More recent concurrent bus architectures such as multi-layer bus structures add dedicated bandwidth to support each new block of functionality (bus master) via a crossbar switch configuration. Multi-layer interconnect provides an excellent solution for bandwidth intensive systems, but requires significant trade-off against cost and complexity as the number of bus masters grows.

As next generation microchips become a platform of independent sub-systems, the design of efficient interconnect requires a proper understanding of the system-level communication requirements and how other parts of the traffic management solution interact to produce an optimized result. In itself interconnect is just one part of the solution.

Changing Complexities in SoC Design
To properly support the levels of integration demanded today, design teams need a new communication-centric approach to chip design. Understanding system traffic profiles and performance requirements help to guide architectural decisions very early in the design process. This information helps the system designer to make decisions about how to efficiently partition the design and support each sub-system with appropriate traffic infrastructure.

Efficient Communication-Centric Design
To enable efficient communication-centric design, as well as IP for processing data, design teams will need to use more traffic management IP such as complex interconnect, memory controllers, direct memory access (DMA) controllers, cache and interrupt controllers and many other ancillary functions. These solutions need to be weaved together to form a cohesive, optimised solution to system level traffic management. Furthermore, system designers will benefit from new tools in the design flow to help them thoroughly understand the traffic management issues within their system. This information will be critical in making decisions concerning the design partition.

Supporting the use of IP blocks in different design scenarios requires access to configurable IP that can come together to form this traffic management fabric. The IP solution must also include behavioural models to ensure excellent simulation speed so that designs can be analysed with a representative level of system activity.

System integration of the IP fabric must be automated, easy to use and allow rapid iteration.
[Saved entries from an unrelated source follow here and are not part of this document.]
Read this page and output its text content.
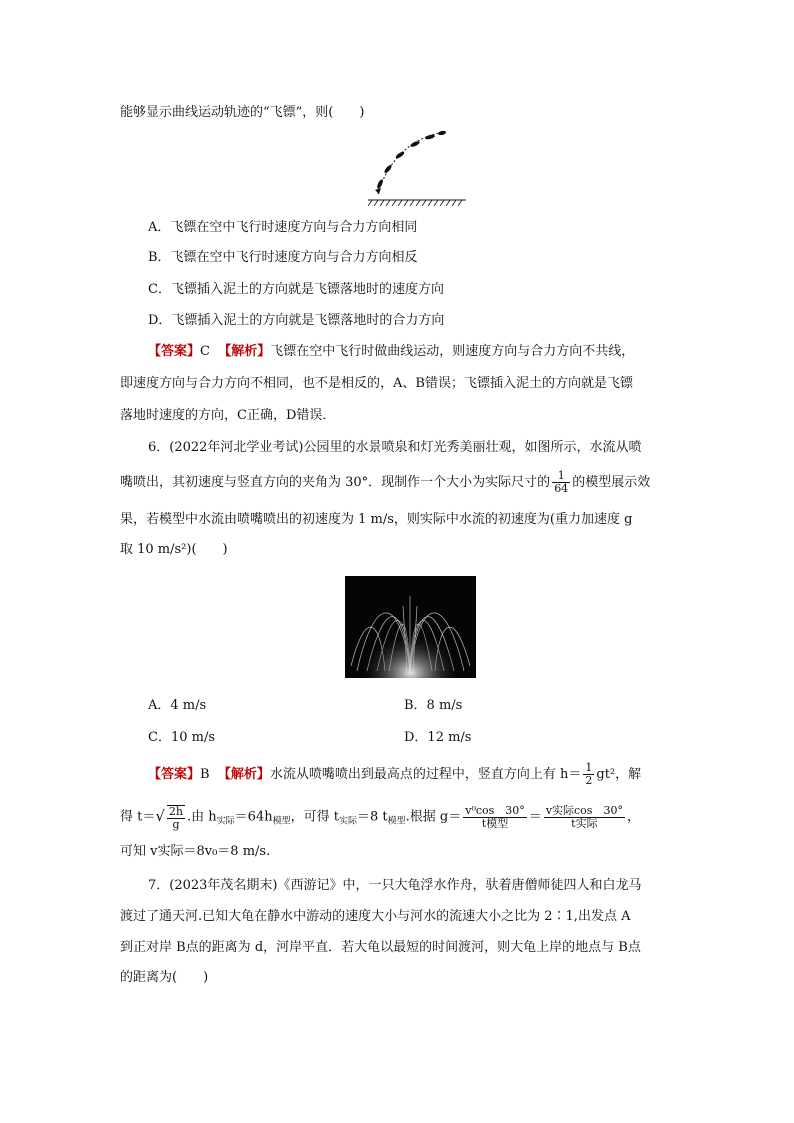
能够显示曲线运动轨迹的“飞镖”，则(　　)
A．飞镖在空中飞行时速度方向与合力方向相同
B．飞镖在空中飞行时速度方向与合力方向相反
C．飞镖插入泥土的方向就是飞镖落地时的速度方向
D．飞镖插入泥土的方向就是飞镖落地时的合力方向
【答案】C 【解析】飞镖在空中飞行时做曲线运动，则速度方向与合力方向不共线，
即速度方向与合力方向不相同，也不是相反的，A、B错误；飞镖插入泥土的方向就是飞镖
落地时速度的方向，C正确，D错误．
6．(2022年河北学业考试)公园里的水景喷泉和灯光秀美丽壮观，如图所示，水流从喷
嘴喷出，其初速度与竖直方向的夹角为 30°．现制作一个大小为实际尺寸的 $\frac{1}{64}$ 的模型展示效
果，若模型中水流由喷嘴喷出的初速度为 1 m/s，则实际中水流的初速度为(重力加速度 g
取 10 m/s²)(　　)
A．4 m/s	B．8 m/s
C．10 m/s	D．12 m/s
【答案】B 【解析】水流从喷嘴喷出到最高点的过程中，竖直方向上有 $h= \frac{1}{2} gt^2$，解
得 $t=√ \frac{2h}{g}$ .由 $h_{实际}=64h_{模型}$，可得 $t_{实际}=8$ $t_{模型}$.根据 $g= \frac{\text{v⁰cos　30°}}{\text{t模型}} = \frac{\text{v实际cos　30°}}{\text{t实际}}$ ，
可知 v实际＝8v₀＝8 m/s.
7．(2023年茂名期末)《西游记》中，一只大龟浮水作舟，驮着唐僧师徒四人和白龙马
渡过了通天河.已知大龟在静水中游动的速度大小与河水的流速大小之比为 2∶1,出发点 A
到正对岸 B点的距离为 d，河岸平直．若大龟以最短的时间渡河，则大龟上岸的地点与 B点
的距离为(　　)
During the architectural investigation, system designers will need to adopt more accurate and flexible tools for performance evaluation. These should support monitoring and analysis for system metrics such as bandwidth, latency and efficiency.

ARM Fabric Solutions
ARM is developing new tools and IP around the AMBA® on-chip bus specification to respond to the growing need for communication-centric design. AMBA is the de facto specification for on-chip bus implementation that has wide support across the industry and its implementation is scalable for power, area and speed.

AMBA Designer is an analysis environment that supports system performance analysis and the instantiation of optimized IP. AMBA Designer uses RealView® SoC Designer technology to provide a fully-featured easy-to-use toolset providing complete support for the latest configurable PrimeCell® IP from ARM.

The ARM PrimeCell library is enhanced for communication-centric design with the addition of enhanced interconnect and controller IP. This is a broad, configurable portfolio that provides the best support for ARM processors.

ARM views the continued development of fabric IP, including interconnect and analysis tools, as being fundamental in allowing system designers to get the best out of a rapidly growing pool of high-performance on-chip resources that come with higher levels of integration.